Gegenüber so genannten Taucherartikeln, wie z.B. Handschuhen, Luftballons, Kondomen, bei denen immer ein direkter Körperkontakt besteht, wird deutlich, dass bei einer Matratze das Allergierisiko bei normalem Einsatz vernachlässigbar ist. Fragestellung: Wo steigt die Latexproblematik und was löst sie aus? Bei Latexallergien liegt der Schwerpunkt in der Medizintechnik, wo dieses Problem seit mehr als 15 Jahren sehr stark thematisiert wird.

Abhängig von der Art der Aufnahme und der auslösenden Wirkung werden die verschiedenen Allergiearten durchsucht. Es werden vier verschiedenen Arten von I-IV unterscheiden, von denen die Arten I und IV für den Einsatz in natürlichen Latex wichtig sind: Eine Naturlatexallergie lässt sich immer auf den Umgang mit natürlichem Latex zurückführen?

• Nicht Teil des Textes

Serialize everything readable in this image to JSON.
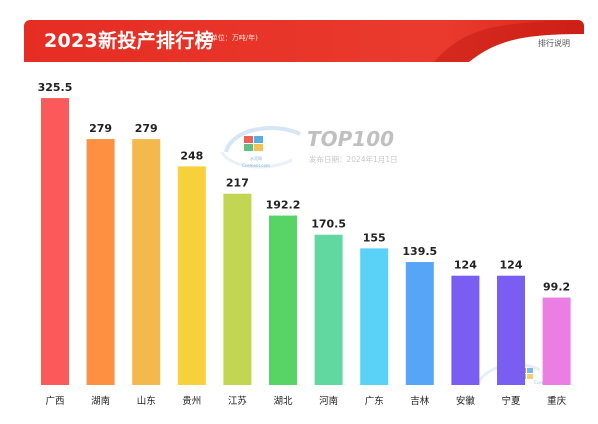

Die in Latex enthaltenen Eiweiße beinhalten teilweise Fragmente, die in vielen anderen Gewächsen zu finden sind, wie z.B. Kiwi, Avocado, Ananas, Feigen, Mango, Papaya, Passionsfrüchte, Kastanien und Kartoffeln.

Die weit verbreitete Querreaktion zwischen natürlichem Latex und diesen Obstsorten wird auf diese Gemeinsamkeit von Eiweiß im natürlichen Latex und anderen natürlich vorkommenden Eiweißstoffen zurückzuführen sein. Daher ist eine klare Bestimmung der Ursache einer solchen Allergie umständlich. Gibt es einen Schwellenwert für die Sicherheit von Eiweiß in Naturlatexmatratzen?

Die Matratzenhersteller mit dem QUL-Siegel streben die durchgängige Verarbeitung von allergenarmem Latex und die anschließende Säuberung der fertiggestellten Latexhülsen an. Die Festlegung eines Grenzwertes für die Matratze ist noch nicht möglich, da ein standardisiertes Verfahren zur Ermittlung des Proteingehaltes von Schaumstoffartikeln aus Naturlatex noch nicht zur Verfuegung steht.

Bei Tauchartikeln (Handschuhen) aus Latex wird ein Grenzwert für den Gesamteiweißgehalt unter 50 mg/kg (=ppm=µg/kg) erörtert, wodurch der Allergiegehalt unter 5 mg/kg liegt. Denken Sie daran: Nur gewisse Eiweiße werden als allergen eingestuft. Typ-I-Allergie (Soforttyp) ist gegen natürliche Eiweiße gerichtet. Wann immer diese Eiweiße z.B. durch Inhalation oder durch die Einführung von Katalysatoren direkt in die Blutbahn eindrungen.

Die Ursache für diese Form der Allergie sind ungenügend gefertigte Naturlatexerzeugnisse, die in der Medizin vielfach beobachtet werden. Typ IV Allergie (Spättyp) wendet sich gegen gewisse Hilfsmittel (Vulkanisationshilfsmittel), die für die Produktion eines dauerhaft elastischen Latexproduktes benötigt werden. Sie sind in gleicher Weise in Erzeugnissen aus Natur- und Syntheselatex wiederzufinden. Allerdings sollten diese Typ-IV-Allergien im Matratzenbereich keine Berücksichtigung finden, da sie erst nach Jahren des Hautkontakts entstehen.

Eine direkte Hautberührung mit dem Latexprofil wird durch den Latexbezug nicht erreicht. *In wenigen Augenblicken kommt es zu allergischer Rhinitis (z.B. Heuschnupfen), Allergien wie z. B. asthmatisches oder Urtikaria (Nesselsucht), Kreislaufschock als Höchstreaktion. *Immigration von sensibilisierten lymphozytären Substanzen in die Oberhaut innerhalb von 12-96 Std., was zu einer allgischen Kontaktdermatitis mit Rötungen, Knoten, Vesikeln, Juckreiz, später Schuppenbildung führt.